O plano não dá detalhes, mas preverá o estabelecimento de favores para a indústria bélica nacional, que já foi uma das "top 10" do mundo nos anos 80. Há relatos incipientes de fábricas de veículos blindados em Minas e no Rio Grande do Sul, mas quem deverá se beneficiar é a poderosa Embraer: a FAB conseguiu emplacar uma rubrica no Orçamento de 2009 para dar dinheiro ao desenvolvimento de um avião de carga a jato para substituir os Hércules C-130. Um bom negócio para a Embraer: se o projeto não decolar, não terá gasto nada nele.

Além disso, há o ceticismo decorrente da realidade orçamentária do país. Mesmo com um orçamento gigante, de R$ 41 bilhões neste ano, a Defesa só conseguiu gastar R$ 394 milhões em investimento direto.

Mas há mais dinheiro prometido: a verba para investimento e custeio saltou de R$ 7,4 bilhões neste ano para R$ 10,9 bilhões em 2009.

Outro fator importante: o Chile e a Venezuela se armaram muito nos últimos anos. O fato foi lembrado em Anápolis pelo comandante da Aeronáutica, Juniti Saito: "Eles [Chile e Venezuela] fizeram a parte deles. É importante que façamos a nossa. Nossos diplomatas são muito capazes, mas ninguém sabe o dia de amanhã".

Lobistas agem abertamente entre oficiais

As discussões são todas "de alto nível", com oficiais estrelados e ministros, mas na hora de fechar um negócio militar quem invariavelmente aparece é o lobista.

Alguns agem abertamente. Na quarta passada, enquanto o ministro Nelson Jobim (Defesa) recebia na Base Aérea de Anápolis (GO) os dois últimos caças Mirage-2000 comprados da França em 2006, dois franceses chamavam a atenção pela desenvoltura com que circulavam entre os chefes da FAB: eram representantes da gigante francesa Dassault. Oficialmente, estavam ali para a entrega do Mirage, mas aproveitaram cada minuto para alardear as vantagens do Rafale, forte candidato a virar o novo caça padrão do Brasil.

Aos oficiais da FAB e à Folha, François Haas e Jean-Marc Merialdo revelaram os argumentos que levaram ao Estado-Maior da Aeronáutica, em agosto, para manter a parceria com a França: a garantia do governo francês de transferir ao Brasil a tecnologia do Rafale. "No mundo atual, isso não é fácil. A Boeing pode prometer o que quiser, mas se o governo americano não concordar em transferir tecnologia, não há o que fazer", disse Haas.
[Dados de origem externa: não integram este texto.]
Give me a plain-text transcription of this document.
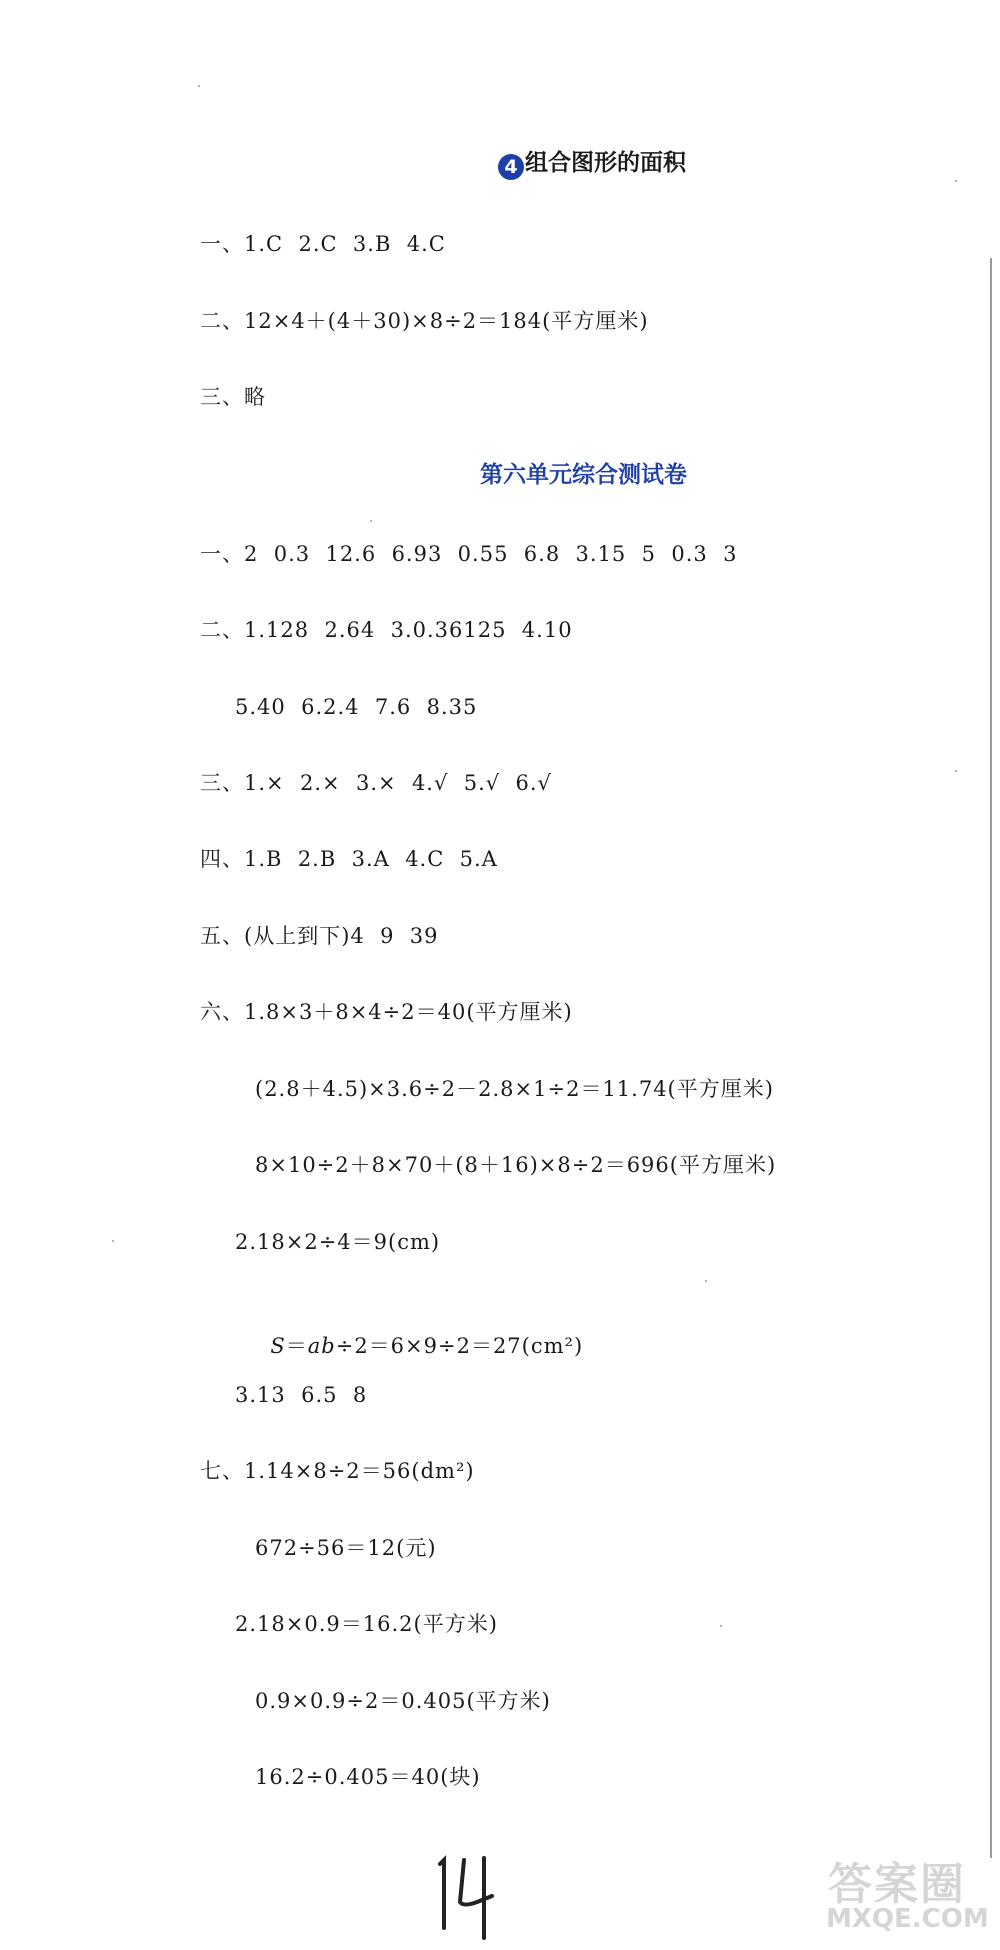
4 组合图形的面积
一、1.C  2.C  3.B  4.C
二、12×4＋(4＋30)×8÷2＝184(平方厘米)
三、略
第六单元综合测试卷
一、2  0.3  12.6  6.93  0.55  6.8  3.15  5  0.3  3
二、1.128  2.64  3.0.36125  4.10
5.40  6.2.4  7.6  8.35
三、1.×  2.×  3.×  4.√  5.√  6.√
四、1.B  2.B  3.A  4.C  5.A
五、(从上到下)4  9  39
六、1.8×3＋8×4÷2＝40(平方厘米)
(2.8＋4.5)×3.6÷2－2.8×1÷2＝11.74(平方厘米)
8×10÷2＋8×70＋(8＋16)×8÷2＝696(平方厘米)
2.18×2÷4＝9(cm)

S＝ab÷2＝6×9÷2＝27(cm²)

3.13  6.5  8
七、1.14×8÷2＝56(dm²)
672÷56＝12(元)
2.18×0.9＝16.2(平方米)
0.9×0.9÷2＝0.405(平方米)
16.2÷0.405＝40(块)
14
答案圈
MXQE.COM
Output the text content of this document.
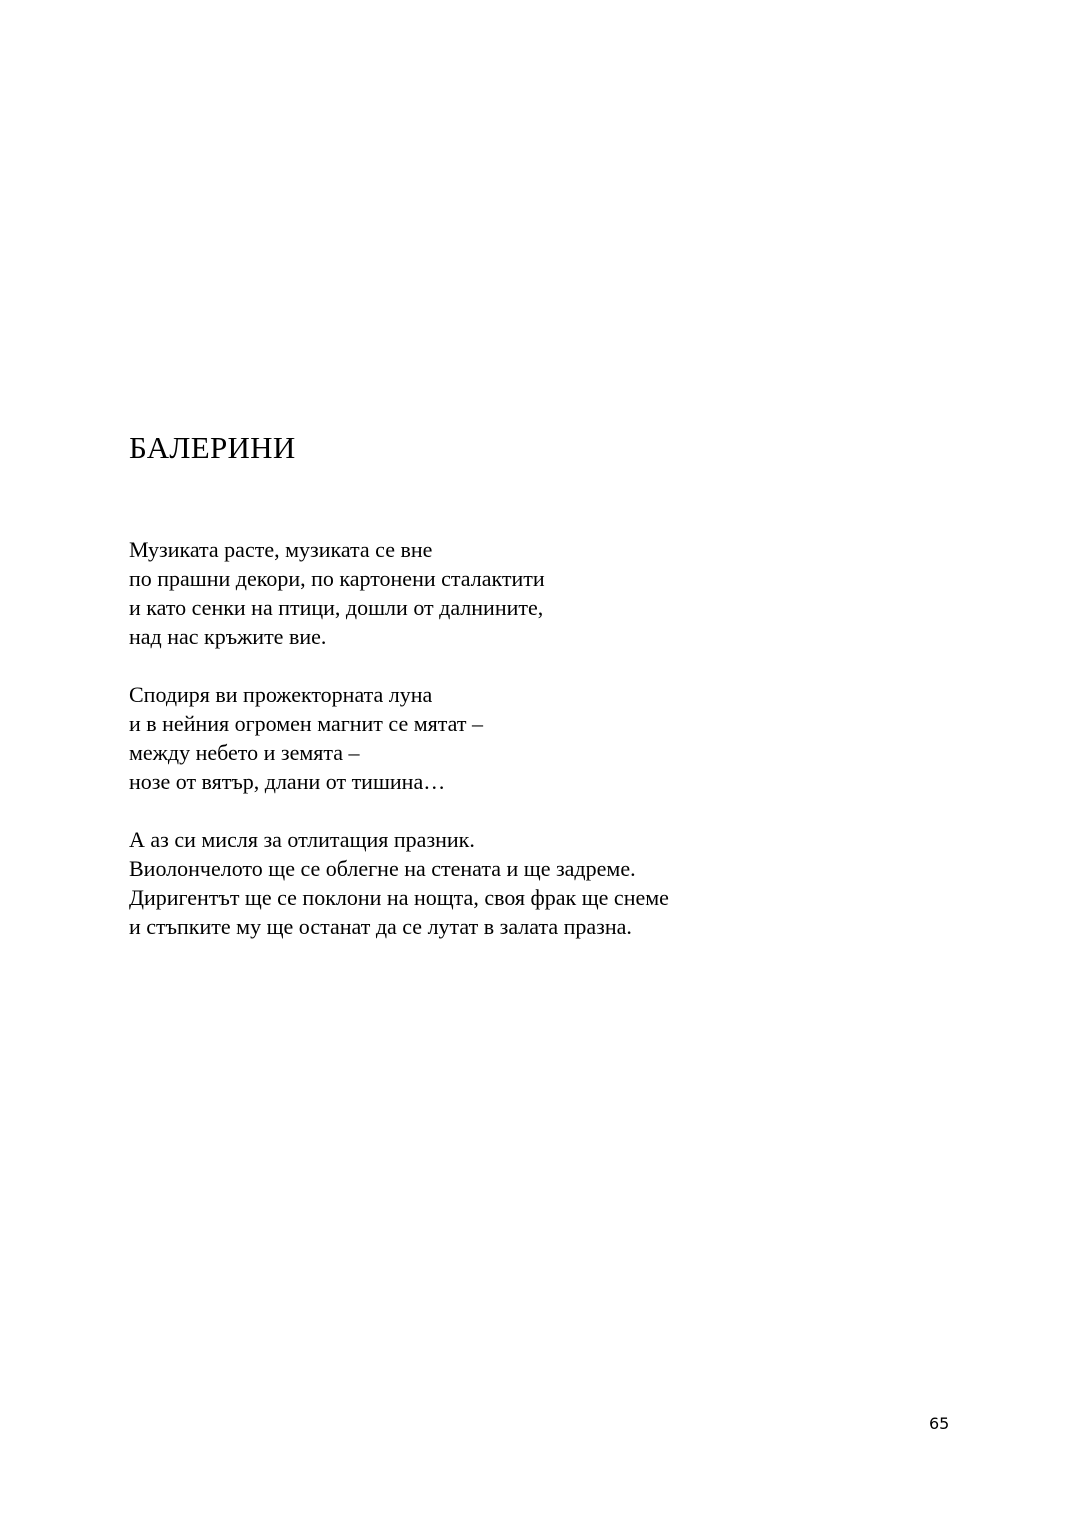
БАЛЕРИНИ
Музиката расте, музиката се вне
по прашни декори, по картонени сталактити
и като сенки на птици, дошли от далнините,
над нас кръжите вие.
Сподиря ви прожекторната луна
и в нейния огромен магнит се мятат –
между небето и земята –
нозе от вятър, длани от тишина…
А аз си мисля за отлитащия празник.
Виолончелото ще се облегне на стената и ще задреме.
Диригентът ще се поклони на нощта, своя фрак ще снеме
и стъпките му ще останат да се лутат в залата празна.
65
Jean-Marc citou o bom desempenho dos Rafale no Afeganistão -"os pilotos elogiaram muito"-, mas o fato é que a Dassault está com problemas para vender o Rafale fora da França. Ele perdeu até aqui todas as concorrências que disputou, geralmente por conta do preço alto, entre 50 e 60 milhões. Em Anápolis, Jobim foi apresentado ao novo adido militar da França no Brasil, Jean-Marie Charpentier, que endossou o compromisso de transferir tecnologia: "O presidente Nicolas Sarkozy está à disposição do Brasil".

Enquanto isso, amanhã chega ao país uma comitiva de russos e paquistaneses visando fechar a venda de helicópteros Mi-35 à FAB – 12 unidades a US$ 20 milhões cada. A presença de paquistaneses decorre do fato de que é uma empresa daquele país uma das maiores lobistas pela venda de armas russas.